Aleytys stopped before the door to the Ajin’s quarters, stood back while one of the warbots melted the lock out of it and kicked it in. The ‘bot skittered inside on multiple multisegmented legs. Its armored scanners whirled over the six surfaces of the room, its weapons pattered at high speed, taking out the lasers in the walls, the mines in floor and ceiling, shedding everything thrown at it, letting the remaining ‘bot shield Aleytys and Abra from the flare-offs.

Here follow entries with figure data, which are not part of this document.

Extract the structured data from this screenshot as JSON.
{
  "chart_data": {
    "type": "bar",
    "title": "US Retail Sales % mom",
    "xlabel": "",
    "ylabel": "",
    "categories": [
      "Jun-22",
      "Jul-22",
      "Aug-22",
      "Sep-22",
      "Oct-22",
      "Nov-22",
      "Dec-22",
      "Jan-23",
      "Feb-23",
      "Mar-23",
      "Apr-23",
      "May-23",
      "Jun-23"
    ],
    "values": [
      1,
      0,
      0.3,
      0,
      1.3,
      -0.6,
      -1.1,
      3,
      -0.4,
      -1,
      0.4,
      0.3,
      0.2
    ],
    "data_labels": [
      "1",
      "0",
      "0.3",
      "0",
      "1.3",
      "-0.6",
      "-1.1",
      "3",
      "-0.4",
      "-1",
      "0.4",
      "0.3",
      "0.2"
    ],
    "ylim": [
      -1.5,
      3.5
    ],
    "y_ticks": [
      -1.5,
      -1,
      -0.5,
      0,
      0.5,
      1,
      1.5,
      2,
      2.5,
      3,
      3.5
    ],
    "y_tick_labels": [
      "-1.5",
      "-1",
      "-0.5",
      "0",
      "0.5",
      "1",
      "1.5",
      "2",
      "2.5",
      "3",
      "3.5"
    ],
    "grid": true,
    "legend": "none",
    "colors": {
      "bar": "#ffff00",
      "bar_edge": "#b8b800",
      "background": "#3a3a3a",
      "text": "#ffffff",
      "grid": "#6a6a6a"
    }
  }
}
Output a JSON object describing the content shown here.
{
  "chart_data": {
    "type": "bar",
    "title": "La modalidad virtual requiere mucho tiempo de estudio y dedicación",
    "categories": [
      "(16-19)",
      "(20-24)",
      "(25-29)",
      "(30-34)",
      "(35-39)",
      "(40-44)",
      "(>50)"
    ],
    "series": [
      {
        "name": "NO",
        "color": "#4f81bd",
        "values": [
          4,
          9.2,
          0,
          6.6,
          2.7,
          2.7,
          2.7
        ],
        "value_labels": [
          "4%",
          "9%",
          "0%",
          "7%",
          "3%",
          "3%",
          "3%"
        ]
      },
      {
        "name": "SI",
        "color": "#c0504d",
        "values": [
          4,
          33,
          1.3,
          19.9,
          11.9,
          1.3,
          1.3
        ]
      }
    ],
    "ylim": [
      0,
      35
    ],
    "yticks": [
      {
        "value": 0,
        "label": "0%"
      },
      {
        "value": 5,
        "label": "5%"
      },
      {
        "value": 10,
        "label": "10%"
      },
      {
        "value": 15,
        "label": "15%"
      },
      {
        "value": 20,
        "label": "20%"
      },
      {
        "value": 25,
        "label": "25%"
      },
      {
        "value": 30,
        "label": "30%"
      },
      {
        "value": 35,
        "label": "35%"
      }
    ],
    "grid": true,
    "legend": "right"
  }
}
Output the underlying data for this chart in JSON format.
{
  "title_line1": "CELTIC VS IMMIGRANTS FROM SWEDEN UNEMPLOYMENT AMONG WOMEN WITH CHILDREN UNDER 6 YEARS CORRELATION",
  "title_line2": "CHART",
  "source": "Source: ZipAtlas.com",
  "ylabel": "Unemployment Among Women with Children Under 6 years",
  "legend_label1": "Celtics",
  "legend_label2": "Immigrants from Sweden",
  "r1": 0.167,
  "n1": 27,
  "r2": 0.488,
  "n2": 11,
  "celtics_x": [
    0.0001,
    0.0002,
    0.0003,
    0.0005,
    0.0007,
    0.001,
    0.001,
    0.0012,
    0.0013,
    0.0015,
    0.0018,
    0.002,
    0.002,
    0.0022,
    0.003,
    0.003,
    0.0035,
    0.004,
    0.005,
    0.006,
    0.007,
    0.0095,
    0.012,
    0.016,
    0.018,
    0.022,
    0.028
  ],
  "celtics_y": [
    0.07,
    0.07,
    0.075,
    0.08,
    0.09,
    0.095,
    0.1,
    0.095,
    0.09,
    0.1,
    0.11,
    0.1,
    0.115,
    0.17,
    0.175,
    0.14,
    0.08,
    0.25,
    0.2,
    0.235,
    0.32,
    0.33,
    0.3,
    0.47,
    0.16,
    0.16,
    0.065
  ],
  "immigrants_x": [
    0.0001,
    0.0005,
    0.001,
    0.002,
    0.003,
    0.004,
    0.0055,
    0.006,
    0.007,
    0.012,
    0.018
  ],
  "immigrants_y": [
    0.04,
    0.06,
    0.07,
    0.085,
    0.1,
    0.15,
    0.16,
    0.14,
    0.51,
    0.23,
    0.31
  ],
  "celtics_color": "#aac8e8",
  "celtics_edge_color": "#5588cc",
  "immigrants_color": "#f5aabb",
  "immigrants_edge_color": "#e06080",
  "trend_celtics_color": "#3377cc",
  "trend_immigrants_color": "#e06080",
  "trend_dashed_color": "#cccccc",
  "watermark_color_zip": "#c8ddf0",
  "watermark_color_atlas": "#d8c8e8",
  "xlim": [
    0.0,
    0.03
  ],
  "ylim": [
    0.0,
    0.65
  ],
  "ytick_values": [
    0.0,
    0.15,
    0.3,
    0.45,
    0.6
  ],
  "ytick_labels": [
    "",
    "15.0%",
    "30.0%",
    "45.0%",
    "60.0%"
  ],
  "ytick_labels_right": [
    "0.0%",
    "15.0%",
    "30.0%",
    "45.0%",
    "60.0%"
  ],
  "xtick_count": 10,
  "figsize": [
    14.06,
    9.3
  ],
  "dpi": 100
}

The room was clean in seconds. The ‘bot skittered to one side and waited.
Abra beside her, Aleytys strode into the room, looked around. The walls were melted and congealing, splatters of cooling stone were flung across the cratered floor, most of the furniture was torn and leaking its stuffing, smoldering here and there, adding its stench to that of hot stone and charred wood. A slim metal case leaned against a smoking chair, its neat, precisely machined lines like a shout in all that disorder. “What’s that?”
Abra crossed the room, picked it up, opened the catches. “Psychprobe. Portable. Suggestion: Taggert?” Aleytys shook her head. “Impossible to say. Where now?” Abra pointed, moved ahead of her down the hallway. One warbot followed them, the second stayed to guard the door. Abra stopped at an open door, shone light into the room. The Ajin lay unconscious in a mess of bloody sheets and blankets, a tangle-web smeared across his naked body, claws at the end of two extensible rods set in wrist and ankle, blood crusted about the wounds, a little still trickling. An hour since the attack, not more, probably less. Shadith and Taggert; Abra was right about the probe. She moved closer to the door. A metal arm flashed before her, stopping her. “No,” Abra said. “Ship says don’t pass the door.”
“I hear.” As the arm dropped, she said, “Turn the light on that small table by the bed.” A heavy silver ring gleamed in the harsh glare of the light. She recognized it immediately. The trigger. She reached for her power river, filled herself from it, pleased that it seemed to take little more effort even though she’d taken off the diadem, reached for the ring.
She couldn’t lift it.
That puzzled her. It wasn’t that heavy; couldn’t be if the man wore the thing. She tried for a firmer hold, but her mindfingers slipped off as if the metal were greased; she staggered backward as her concentration slipped with her reach, landed with a whoosh against a foreleg of the ‘bot behind her. She straightened and went back to scowling at the ring. What next? Send one of the ‘bots after it? She rubbed at the buttock that had slammed into the ‘bot’s leg. Send it and lose it, if the ship was right. She began prodding delicately at the ring with the fingertips of her outreach, pit-a-pit-a-pit, throttling back the frustration that made her want to scream, pit-a-pit-a-pit, soapy metallic feel under her mindfingers, couldn’t get a grip anywhere.
Abruptly she slapped her side. “Aschla’s hells, I’m stupid stupid stupid.” With a shaky laugh she reached for the bedtable and began sliding it slowly and carefully toward the door. It moved with a touch of reluctance, but came along to her tugging without challenging her hold.